為替市場ではドル円が主役で、ユーロドルは日々の値幅がドル円の半分から3分の1という値動きが’続いています。昨日には日銀会合でマイナス金利解除が決定されましたので、このあとFOMCも控えているものの既に円安再開の動きとなっていますので、日銀会合の振り返りとここからの円相場について考えることとします。
ドル円(USDJPY)は2月高値を上抜け、151円台半ばまで円安が進行しています。材料としては日銀会合が終わりイベント経過で改めて円売りが出ているということになりますが、日銀会合での決定事項から見ていきます。
これまで銀行が日銀に預ける際の金利は0%であったものの、銀行ごとに定められた一定の金額を超えた場合にその超過金額にマイナス0.1%というペナルティ金利が課されていました。これは日銀に預ける金額が増え過ぎると企業への貸し付けに資金が回らなくなるからですが、実際にマイナス金利が適用されたのは2回に留まります。
今回はマイナス金利が無くなり、政策金利が0~0.1%になったことで銀行としては日銀に預け過ぎてもペナルティは科されないということから、効果としては市中の資金の減少する引き締めの効果が得られることとなります。
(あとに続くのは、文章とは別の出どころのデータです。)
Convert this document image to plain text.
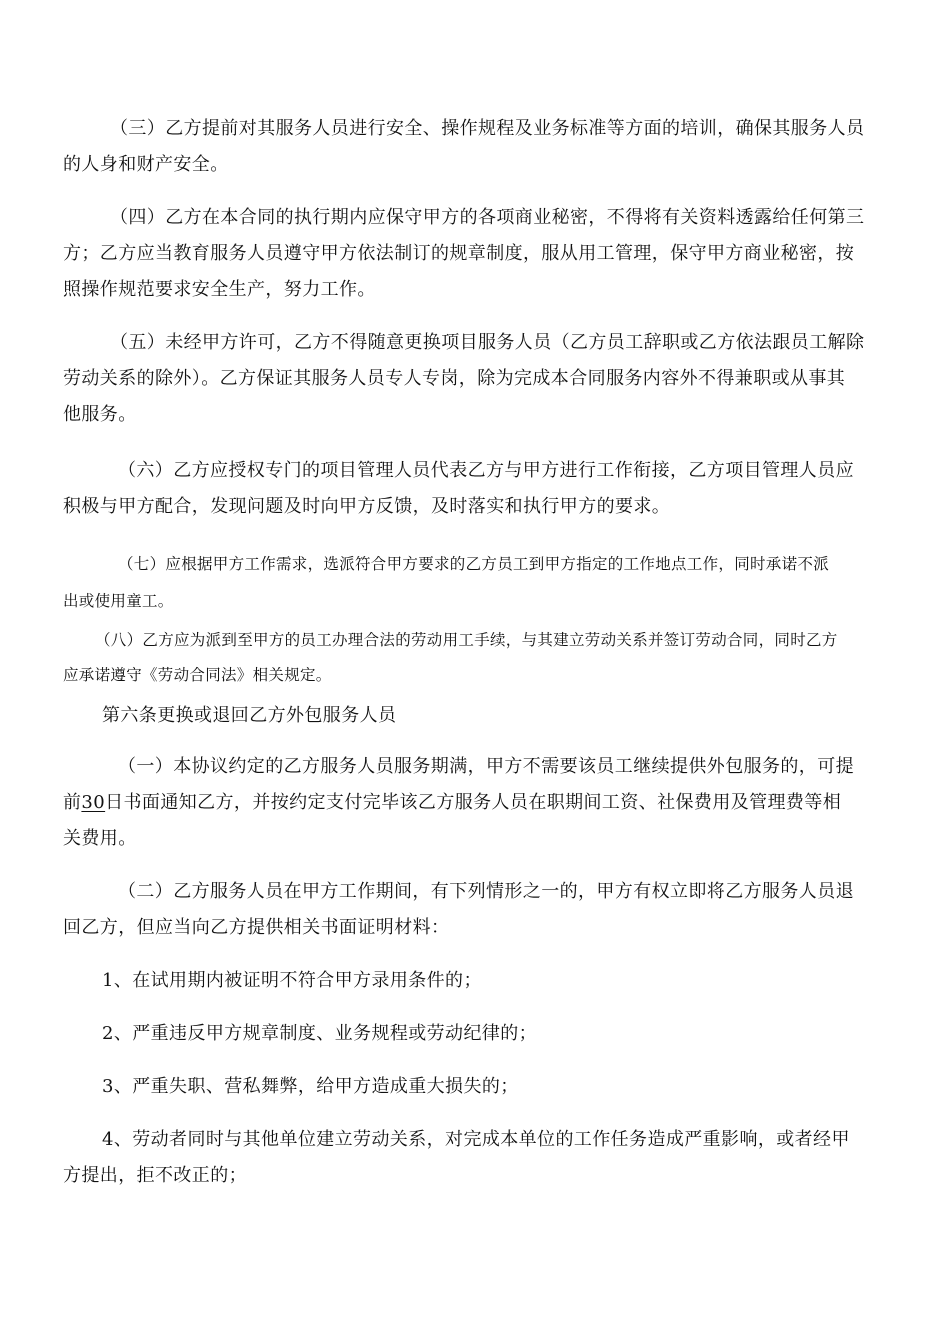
（三）乙方提前对其服务人员进行安全、操作规程及业务标准等方面的培训，确保其服务人员
的人身和财产安全。
（四）乙方在本合同的执行期内应保守甲方的各项商业秘密，不得将有关资料透露给任何第三
方；乙方应当教育服务人员遵守甲方依法制订的规章制度，服从用工管理，保守甲方商业秘密，按
照操作规范要求安全生产，努力工作。
（五）未经甲方许可，乙方不得随意更换项目服务人员（乙方员工辞职或乙方依法跟员工解除
劳动关系的除外）。乙方保证其服务人员专人专岗，除为完成本合同服务内容外不得兼职或从事其
他服务。
（六）乙方应授权专门的项目管理人员代表乙方与甲方进行工作衔接，乙方项目管理人员应
积极与甲方配合，发现问题及时向甲方反馈，及时落实和执行甲方的要求。
（七）应根据甲方工作需求，选派符合甲方要求的乙方员工到甲方指定的工作地点工作，同时承诺不派
出或使用童工。
（八）乙方应为派到至甲方的员工办理合法的劳动用工手续，与其建立劳动关系并签订劳动合同，同时乙方
应承诺遵守《劳动合同法》相关规定。
第六条更换或退回乙方外包服务人员
（一）本协议约定的乙方服务人员服务期满，甲方不需要该员工继续提供外包服务的，可提
前30日书面通知乙方，并按约定支付完毕该乙方服务人员在职期间工资、社保费用及管理费等相
关费用。
（二）乙方服务人员在甲方工作期间，有下列情形之一的，甲方有权立即将乙方服务人员退
回乙方，但应当向乙方提供相关书面证明材料：
1、在试用期内被证明不符合甲方录用条件的；
2、严重违反甲方规章制度、业务规程或劳动纪律的；
3、严重失职、营私舞弊，给甲方造成重大损失的；
4、劳动者同时与其他单位建立劳动关系，对完成本单位的工作任务造成严重影响，或者经甲
方提出，拒不改正的；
日銀は短期金利だけでなく長期金利(10年国債利回り)にも介入するイールドカーブコントロール(YCC)を実施していました。当初0.25%から始まり、0.5%、1.0%、およそ1.0%と直近ではYCCによる国債買い入れのオペレーションも見られなくなっていましたが、マイナス金利解除に合わせてYCCも撤廃されました。
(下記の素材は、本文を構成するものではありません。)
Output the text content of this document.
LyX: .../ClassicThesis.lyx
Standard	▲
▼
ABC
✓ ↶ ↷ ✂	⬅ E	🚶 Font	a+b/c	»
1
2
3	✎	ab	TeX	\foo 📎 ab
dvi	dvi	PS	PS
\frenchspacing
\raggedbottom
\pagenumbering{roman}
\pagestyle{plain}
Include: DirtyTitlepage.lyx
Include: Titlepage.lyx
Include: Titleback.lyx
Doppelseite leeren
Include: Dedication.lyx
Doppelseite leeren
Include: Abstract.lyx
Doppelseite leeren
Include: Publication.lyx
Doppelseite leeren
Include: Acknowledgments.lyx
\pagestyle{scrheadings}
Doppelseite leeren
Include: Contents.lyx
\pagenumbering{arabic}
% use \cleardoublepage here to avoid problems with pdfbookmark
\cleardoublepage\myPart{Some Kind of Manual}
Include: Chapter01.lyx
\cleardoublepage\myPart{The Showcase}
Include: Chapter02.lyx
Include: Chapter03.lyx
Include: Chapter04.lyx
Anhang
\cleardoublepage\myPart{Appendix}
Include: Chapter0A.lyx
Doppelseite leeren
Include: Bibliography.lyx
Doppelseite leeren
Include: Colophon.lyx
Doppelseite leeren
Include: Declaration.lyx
これにより長期金利の上昇圧力が高まる可能性もあるものの、現行水準から考えると急速に金利上昇圧力が加わるというものではありませんので、今後日銀が意図しないような金利上昇が見られる場合には引き続き国債買い入れといったオペレーションで動きを緩和することもあるでしょう。しかし、総裁会見でも植田総裁が発言した通りで、基本は金利の動きは市場に任せるという本来あるべき姿に戻ることとなります。
株価も十分に上昇したこともありますが、今後は株価指数連動ETFやJ-REITへの投資は行われません。これもあるべき姿に戻るだけですが、国債と異なり満期が無い株式においてはどこかの時点で売却ということも考えなくてはならず、政策金利の出口戦略以上に難しい出口戦略を考えることとなります。
市場で売却すると影響が大きすぎるため、企業に自社株購入をしてもらうとか、年金に保有先を移転するとか、法整備は必要でしょうが市場価格よりも若干割安な価格で売却すればいいのではないかと思います。現時点で含み益が30兆円以上ありますので、問題にはならないでしょう。
他にも国債保有残高も大きすぎることから、当面は満期を迎えた国債は再投資していくものの、どこかでバランスシートの縮小も検討と発言したことから、ようやく異次元緩和と言う異常な金融政策から抜け出す第一歩になったと言えます。
今回の会合では事前にあまりにも多くの観測記事や公式リークと思われる記事が出たことで、先に円金利上昇と円高の動きを見て、直近では逆に改めて円売りの動きが強まることになっていました。そして、会合後には次はFOMC、そしてFOMCでは緩和時期後退の発言も出るのではとの思惑から、一気に年初来の円安値を更新し、151円台半ばを見ることとなりました。
テクニカルにはドル円週足をご覧ください。既に一昨年高値151.942が視野に入る展開ですが、祝日明けの東京市場では当局によるけん制発言が出るであろうことを考えると、あまり調子に乗ってドル買いを進めると梯子を外されることになりかねません。FOMC後にドル買いが強まる場合には特に注意が必要でしょう。
それでも当面は日米金利差が拡大した状態にも変化は無いとなれば、その上のターゲットである153.050(フィボナッチ・エクステンションで12月安値を起点とした61.8%エクステンション)が次のターゲットとなりますので、牽制発言も間に合わないような急速な動きが先行する場合に気にすべき水準となります。